What is the $(a)$ momentum,$(b)$ speed,and $(c)$ de Broglie wavelength of an electron with kinetic energy of $120 \ eV$?

$(a)$ The momentum $p$ is given by $p = \sqrt{2mK}$. Given $K = 120 \ eV = 120 \times 1.6 \times 10^{-19} \ J = 1.92 \times 10^{-17} \ J$ and $m = 9.11 \times 10^{-31} \ kg$. Thus,$p = \sqrt{2 \times 9.11 \times 10^{-31} \times 1.92 \times 10^{-17}} \approx 5.91 \times 10^{-24} \ kg \ m/s$.
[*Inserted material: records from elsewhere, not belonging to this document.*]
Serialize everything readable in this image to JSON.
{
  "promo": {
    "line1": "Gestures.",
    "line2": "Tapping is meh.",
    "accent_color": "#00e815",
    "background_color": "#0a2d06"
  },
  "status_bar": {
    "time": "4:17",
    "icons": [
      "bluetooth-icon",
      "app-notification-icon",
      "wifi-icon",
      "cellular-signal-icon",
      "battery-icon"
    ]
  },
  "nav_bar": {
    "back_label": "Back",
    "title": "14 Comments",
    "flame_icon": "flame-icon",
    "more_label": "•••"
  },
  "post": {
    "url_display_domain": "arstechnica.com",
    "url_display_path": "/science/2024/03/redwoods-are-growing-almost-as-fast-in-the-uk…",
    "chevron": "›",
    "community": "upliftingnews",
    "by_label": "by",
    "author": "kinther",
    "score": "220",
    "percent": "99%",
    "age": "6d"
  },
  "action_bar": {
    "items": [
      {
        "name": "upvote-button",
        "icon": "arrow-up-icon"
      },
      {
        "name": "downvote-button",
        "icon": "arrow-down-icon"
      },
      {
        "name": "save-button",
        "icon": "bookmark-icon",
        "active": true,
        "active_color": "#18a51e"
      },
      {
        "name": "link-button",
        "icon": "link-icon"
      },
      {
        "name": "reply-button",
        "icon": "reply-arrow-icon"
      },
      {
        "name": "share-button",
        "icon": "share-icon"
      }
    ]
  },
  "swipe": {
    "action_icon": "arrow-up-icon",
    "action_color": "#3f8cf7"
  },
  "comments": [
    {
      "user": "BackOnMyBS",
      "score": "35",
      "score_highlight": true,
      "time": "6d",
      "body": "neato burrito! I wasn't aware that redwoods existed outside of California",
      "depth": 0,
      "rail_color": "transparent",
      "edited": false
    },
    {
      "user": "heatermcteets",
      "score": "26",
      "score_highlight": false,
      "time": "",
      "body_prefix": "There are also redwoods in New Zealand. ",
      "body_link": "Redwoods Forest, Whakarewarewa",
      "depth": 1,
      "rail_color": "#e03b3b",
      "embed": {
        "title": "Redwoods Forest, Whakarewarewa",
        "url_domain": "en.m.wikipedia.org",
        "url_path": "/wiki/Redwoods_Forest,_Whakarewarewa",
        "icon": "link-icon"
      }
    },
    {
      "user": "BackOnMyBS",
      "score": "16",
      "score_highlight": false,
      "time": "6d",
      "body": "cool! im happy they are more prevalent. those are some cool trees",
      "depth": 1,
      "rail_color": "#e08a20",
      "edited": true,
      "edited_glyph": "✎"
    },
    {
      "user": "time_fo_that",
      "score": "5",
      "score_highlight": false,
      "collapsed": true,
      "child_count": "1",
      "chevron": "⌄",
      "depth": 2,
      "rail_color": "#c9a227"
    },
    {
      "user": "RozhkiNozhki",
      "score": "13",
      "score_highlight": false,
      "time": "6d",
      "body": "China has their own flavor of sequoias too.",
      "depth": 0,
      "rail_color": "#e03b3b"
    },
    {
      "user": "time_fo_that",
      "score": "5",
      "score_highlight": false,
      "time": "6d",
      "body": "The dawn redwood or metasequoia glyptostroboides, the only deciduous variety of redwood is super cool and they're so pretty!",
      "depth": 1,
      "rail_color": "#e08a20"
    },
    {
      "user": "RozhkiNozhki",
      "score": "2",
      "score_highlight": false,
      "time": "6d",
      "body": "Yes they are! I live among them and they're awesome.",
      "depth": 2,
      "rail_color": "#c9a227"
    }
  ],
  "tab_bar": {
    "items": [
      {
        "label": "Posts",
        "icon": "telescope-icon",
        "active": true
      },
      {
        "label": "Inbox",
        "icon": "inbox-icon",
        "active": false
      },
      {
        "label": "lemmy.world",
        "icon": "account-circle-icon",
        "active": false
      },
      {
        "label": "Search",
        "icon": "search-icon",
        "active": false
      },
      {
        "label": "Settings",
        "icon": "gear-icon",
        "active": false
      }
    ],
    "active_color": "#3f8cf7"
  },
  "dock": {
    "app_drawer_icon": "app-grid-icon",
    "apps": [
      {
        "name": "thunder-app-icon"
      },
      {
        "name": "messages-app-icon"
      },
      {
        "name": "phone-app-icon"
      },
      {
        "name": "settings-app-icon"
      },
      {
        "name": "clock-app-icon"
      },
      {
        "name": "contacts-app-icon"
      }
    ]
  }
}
$(b)$ The speed $v$ is given by $K = \frac{1}{2}mv^2$,so $v = \sqrt{\frac{2K}{m}} = \sqrt{\frac{2 \times 1.92 \times 10^{-17}}{9.11 \times 10^{-31}}} \approx 6.5 \times 10^6 \ m/s$.
$(c)$ The de Broglie wavelength $\lambda$ is given by $\lambda = \frac{h}{p} = \frac{6.626 \times 10^{-34}}{5.91 \times 10^{-24}} \approx 1.12 \times 10^{-10} \ m = 0.112 \ nm$.